澹台烈是武将,对这些东西最是敏感。他不愿见黎祯祯,但却愿意听这些。
她又会“担忧”地说起北境苦寒,将士们过冬不易,提出一种新的“复式记账法”,说是可以更清晰地核算军需粮草的开支,防止贪墨,让每一分钱都花在刀刃上。
这些新奇又实用的东西,一件件从她嘴里说出来。
可他也不得不承认,这个女人脑子里的东西,是他闻所未闻,却又对他的抱负极有助力的。
这日,澹台烈终于能靠着床头坐起身,脸色依旧苍白。
他那日内伤,再加淋雨过度,实难不病倒。
黎祯祯算准了时机,屏退了下人,端着一碗参汤,独自走了进去。
“侯爷,喝点东西吧。”
澹台烈眼皮都未抬一下,声音冷得像冰,“我不想再说第三遍。”
“侯爷,您就这么恨我吗?”黎祯祯将参汤放下,眼泪说来就来,一滴滴砸在手背上,“我知道,我做什么都无法弥补。我让您和夫人走到了今天这一步,我罪该万死。”
她哭得抽噎,肩膀一耸一耸,看起来可怜极了。
澹台烈只觉得一阵烦躁,胸口那股郁结之气又翻涌上来。
他不想看到这张脸,这张脸会让他想起自己有多愚蠢,想起若娇那双绝望的眼睛。
“滚出去。”他加重了语气。
黎祯祯却仿佛没听见,她抬起那张泪痕斑斑的脸,用一种豁出去的语气,急急地说道:“可……可是我……我或许有办法,能帮侯爷……挽回夫人的心!”

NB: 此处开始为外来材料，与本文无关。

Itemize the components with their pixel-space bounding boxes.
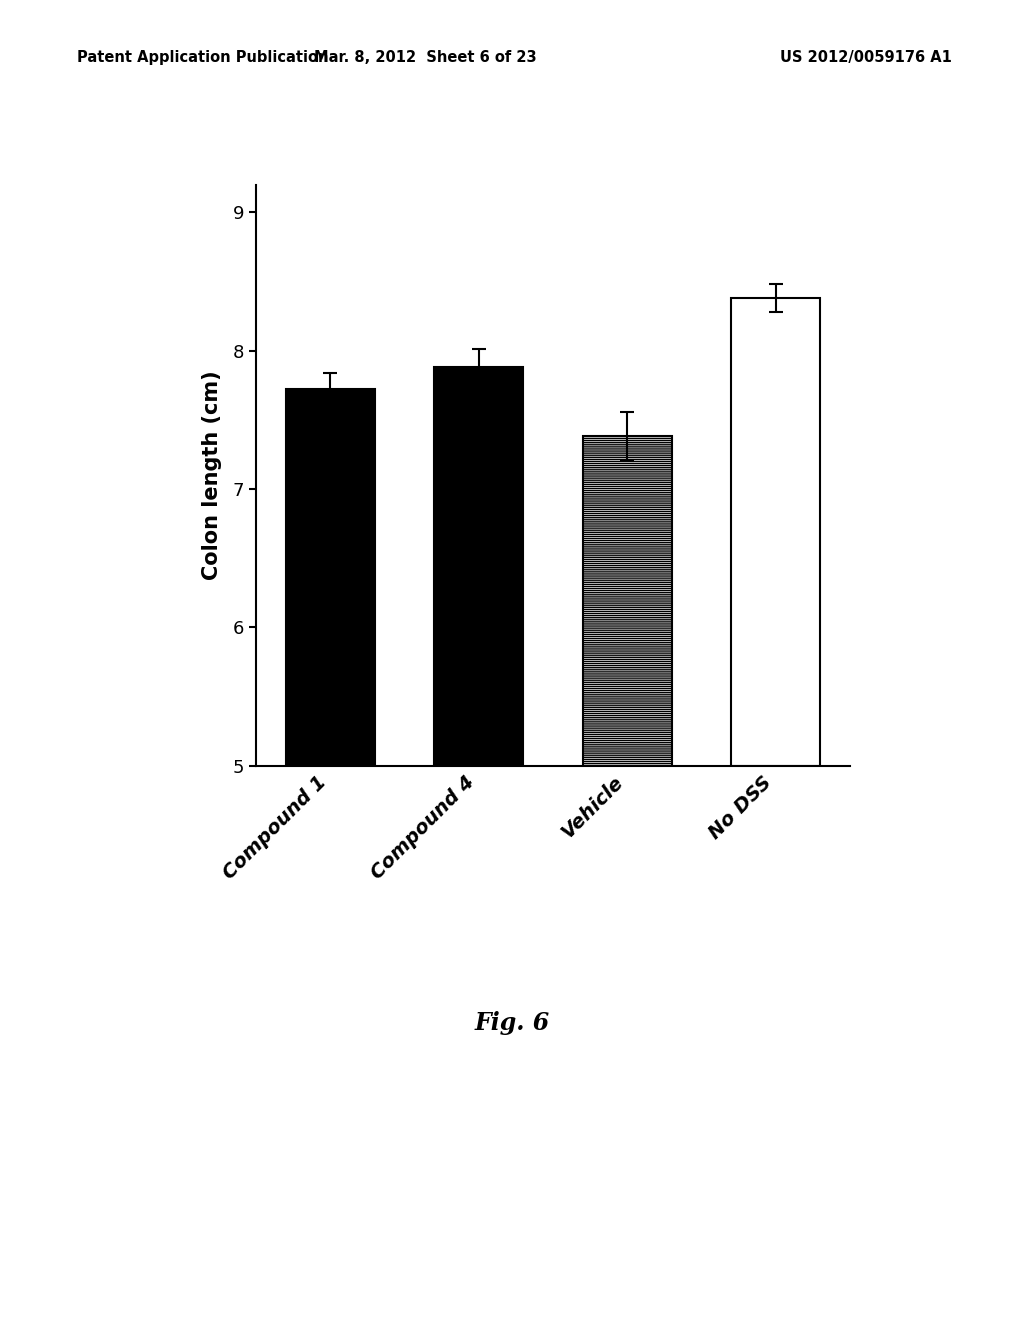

澹台烈猛地抬起头,那双死气沉沉的眸子里,第一次出现了别的情绪。
他看着眼前这个哭得梨花带雨的女人,每一个字都像是从牙缝里挤出来的。
“你说什么?”
黎祯祯见他终于有了反应,心中狂喜,面上却依旧是那副小心翼翼、满怀愧疚的模样。
她咬着下唇,声音不大,却清晰地传入澹台烈的耳中。
“我说,我能帮你,把云姐姐……追回来。”
“说。”
他已不是那个在雨中被愤怒冲昏头脑的男人。
理智回笼,他清楚地知道,眼前这个女人,居心叵测。
可她是他此刻唯一能抓住的,关乎“若娇”的浮木。
黎祯祯心中一凛,面上却挤出一个比哭还难看的笑,将那份愧疚与急切演绎得淋漓尽致。
“侯爷,我……我仔细想过了。”她小心翼翼地措辞,每一个字都仿佛经过了系统的精密计算,“云姐姐……哦不,夫人她……她性子其实很软,但也最是骄傲。”
【宿主,云若娇这个人外柔内刚,极度缺乏安全感,同时也厌恶背叛和重诺,当前的情感状态已经是死心程度,如果你要找他的破防点,那就只能是公共场合的羞辱,以及对于尊严的践踏。】
黎祯祯接收着脑海里的数据,说得愈发顺畅。
“她要的,从来不是什么荣华富贵,而是一份确切的、独一无二的偏爱。之前您和我的事情,伤她最深的,不是您晚归,而是您让她觉得……她不再是唯一。”